Sue got up early on Sunday, the day we were leaving. The sun was pouring through the windows; there was a bright blue sky. She no longer looked jaundiced. She was light brown, rosy. She made us her special apricot scones, small, light yellow, flecked with orange fruit, for breakfast. I tried to discourage her, because I didn’t want her feelings to be hurt if the boys turned up their noses: “The boys won’t eat apricot scones,” I insisted. “They eat cereal, Pop-Tarts . . . treyf!”
“Oh, they’ll eat my scones,” she said slyly. And they did; we all did. We ate all but four, which she packed up for us to take on the plane. Two survived the drive to the airport in Salt Lake City. They were gone by the time we arrived home.
twenty-two
cruise ship
The aunties have put on weight since our last trip to the tropics, the aunties being the jiggly areas of my legs and butt that show when I put on a swimsuit. I had fallen in love with them five or six years ago, the darling aunties, shyly yet bravely walking exposed along the beaches of Huatulco, Mexico. Used to having them hidden in the dark of long pants and capris and the indoors, I suddenly understood that they had carried me through my days without complaint, strong and able, their only desire to accompany me, on beaches, in shorts, and to swim in tropical water. I vowed to include them from then on, to be as kind and gr
ateful as possible.
But that had been nearly fifteen pounds earlier.
Now they wanted to come with me to the Caribbean.
My friends Buddy and Father Tom had persuaded me to go on a cruise with them in March 2003, shortly before the United States went to war “preemptively” in Iraq. Tom said the trip would be a lot like the cruises I take in the comfort of my own home when the world has gotten me down, left me incredulous and defeated. At those times, I make a nest for my baby self on the couch in the living room. I stretch out with a comforter and pillows, and magazines, the cat, unguents, and my favorite drink, cranberry and soda with a lime twist. These are periods of stress and Twilight Zone isolation, marked by hypochondria, numb terror, despair, and the conviction that I must go on a diet. Even at—especially at—these times, I hate to stop, though I know that to go faster and faster and do more is to move in the direction of death. Continuous movement, I tell myself, argues a wasted life. And so I try to create a cruise ship, to carry me back toward living.

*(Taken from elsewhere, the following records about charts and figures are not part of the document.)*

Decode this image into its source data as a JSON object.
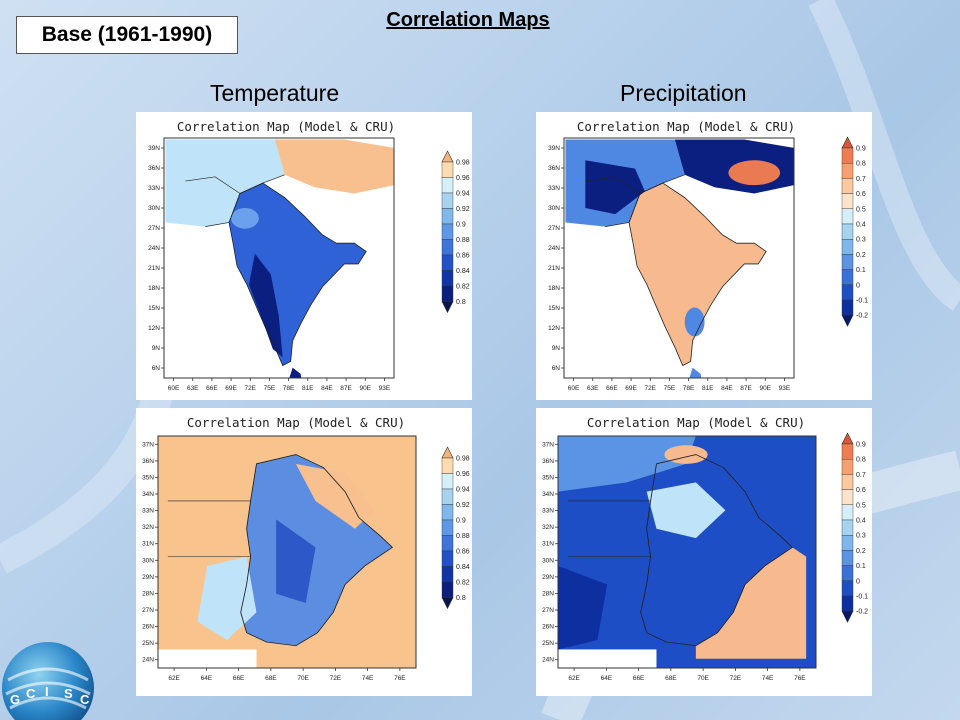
{
  "header": {
    "base_label": "Base (1961-1990)",
    "title": "Correlation Maps",
    "columns": {
      "left": "Temperature",
      "right": "Precipitation"
    }
  },
  "logo": {
    "text": "GCISC",
    "letters": [
      "G",
      "C",
      "I",
      "S",
      "C"
    ]
  },
  "panels": [
    {
      "id": "temp-south-asia",
      "title": "Correlation Map (Model & CRU)",
      "variable": "Temperature",
      "region": "south-asia",
      "x_ticks": [
        "60E",
        "63E",
        "66E",
        "69E",
        "72E",
        "75E",
        "78E",
        "81E",
        "84E",
        "87E",
        "90E",
        "93E"
      ],
      "y_ticks": [
        "39N",
        "36N",
        "33N",
        "30N",
        "27N",
        "24N",
        "21N",
        "18N",
        "15N",
        "12N",
        "9N",
        "6N"
      ],
      "colorbar": {
        "labels": [
          "0.98",
          "0.96",
          "0.94",
          "0.92",
          "0.9",
          "0.88",
          "0.86",
          "0.84",
          "0.82",
          "0.8"
        ],
        "colors": [
          "#f5b57a",
          "#fddab0",
          "#d6f0fa",
          "#a7d3f0",
          "#80b8ec",
          "#5f98e6",
          "#3f74da",
          "#2352c8",
          "#1234a6",
          "#0a1f80",
          "#061450"
        ]
      },
      "map_colors": {
        "land": "#2e62d6",
        "low": "#0a1f80",
        "mid": "#6ba0ec",
        "high": "#f7c08e",
        "light": "#bfe3f8"
      }
    },
    {
      "id": "precip-south-asia",
      "title": "Correlation Map (Model & CRU)",
      "variable": "Precipitation",
      "region": "south-asia",
      "x_ticks": [
        "60E",
        "63E",
        "66E",
        "69E",
        "72E",
        "75E",
        "78E",
        "81E",
        "84E",
        "87E",
        "90E",
        "93E"
      ],
      "y_ticks": [
        "39N",
        "36N",
        "33N",
        "30N",
        "27N",
        "24N",
        "21N",
        "18N",
        "15N",
        "12N",
        "9N",
        "6N"
      ],
      "colorbar": {
        "labels": [
          "0.9",
          "0.8",
          "0.7",
          "0.6",
          "0.5",
          "0.4",
          "0.3",
          "0.2",
          "0.1",
          "0",
          "-0.1",
          "-0.2"
        ],
        "colors": [
          "#d9553a",
          "#ef7c52",
          "#f6a071",
          "#fbc9a0",
          "#fde3cb",
          "#d6eefa",
          "#a7d3f0",
          "#7fb6ec",
          "#5b94e4",
          "#3a70d8",
          "#1e4ec6",
          "#0d2fa0",
          "#06186b"
        ]
      },
      "map_colors": {
        "land": "#f7ba8e",
        "low": "#0a1f80",
        "mid": "#4f88e2",
        "high": "#ea7a52",
        "light": "#bfe3f8"
      }
    },
    {
      "id": "temp-pakistan",
      "title": "Correlation Map (Model & CRU)",
      "variable": "Temperature",
      "region": "pakistan",
      "x_ticks": [
        "62E",
        "64E",
        "66E",
        "68E",
        "70E",
        "72E",
        "74E",
        "76E"
      ],
      "y_ticks": [
        "37N",
        "36N",
        "35N",
        "34N",
        "33N",
        "32N",
        "31N",
        "30N",
        "29N",
        "28N",
        "27N",
        "26N",
        "25N",
        "24N"
      ],
      "colorbar": {
        "labels": [
          "0.98",
          "0.96",
          "0.94",
          "0.92",
          "0.9",
          "0.88",
          "0.86",
          "0.84",
          "0.82",
          "0.8"
        ],
        "colors": [
          "#f5b57a",
          "#fddab0",
          "#d6f0fa",
          "#a7d3f0",
          "#80b8ec",
          "#5f98e6",
          "#3f74da",
          "#2352c8",
          "#1234a6",
          "#0a1f80",
          "#061450"
        ]
      },
      "map_colors": {
        "land": "#f9c38e",
        "low": "#2c58c8",
        "mid": "#5b8ee0",
        "high": "#f7c08e",
        "light": "#bfe3f8"
      }
    },
    {
      "id": "precip-pakistan",
      "title": "Correlation Map (Model & CRU)",
      "variable": "Precipitation",
      "region": "pakistan",
      "x_ticks": [
        "62E",
        "64E",
        "66E",
        "68E",
        "70E",
        "72E",
        "74E",
        "76E"
      ],
      "y_ticks": [
        "37N",
        "36N",
        "35N",
        "34N",
        "33N",
        "32N",
        "31N",
        "30N",
        "29N",
        "28N",
        "27N",
        "26N",
        "25N",
        "24N"
      ],
      "colorbar": {
        "labels": [
          "0.9",
          "0.8",
          "0.7",
          "0.6",
          "0.5",
          "0.4",
          "0.3",
          "0.2",
          "0.1",
          "0",
          "-0.1",
          "-0.2"
        ],
        "colors": [
          "#d9553a",
          "#ef7c52",
          "#f6a071",
          "#fbc9a0",
          "#fde3cb",
          "#d6eefa",
          "#a7d3f0",
          "#7fb6ec",
          "#5b94e4",
          "#3a70d8",
          "#1e4ec6",
          "#0d2fa0",
          "#06186b"
        ]
      },
      "map_colors": {
        "land": "#f7ba8e",
        "low": "#1e4ec6",
        "mid": "#5b94e4",
        "high": "#f3a878",
        "light": "#bfe3f8"
      }
    }
  ]
}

The main difference between my cruise, though, and the one Tom and Buddy wanted me to go on, was that at my house, during school hours, there is no one around to whom I have to be nice, and no one who will see me in a bathing suit. And my cruise takes only two hours, instead of a week. It’s unbelievably healing; it resets me. Yet it takes time, at least two hours. You can’t rush a cruise ship; you can’t hurry doing nothing. After a while, you see the sweetest, most invigorating thing of all: one person tenderly caring for another, even if it’s just me taking care of me on my old couch.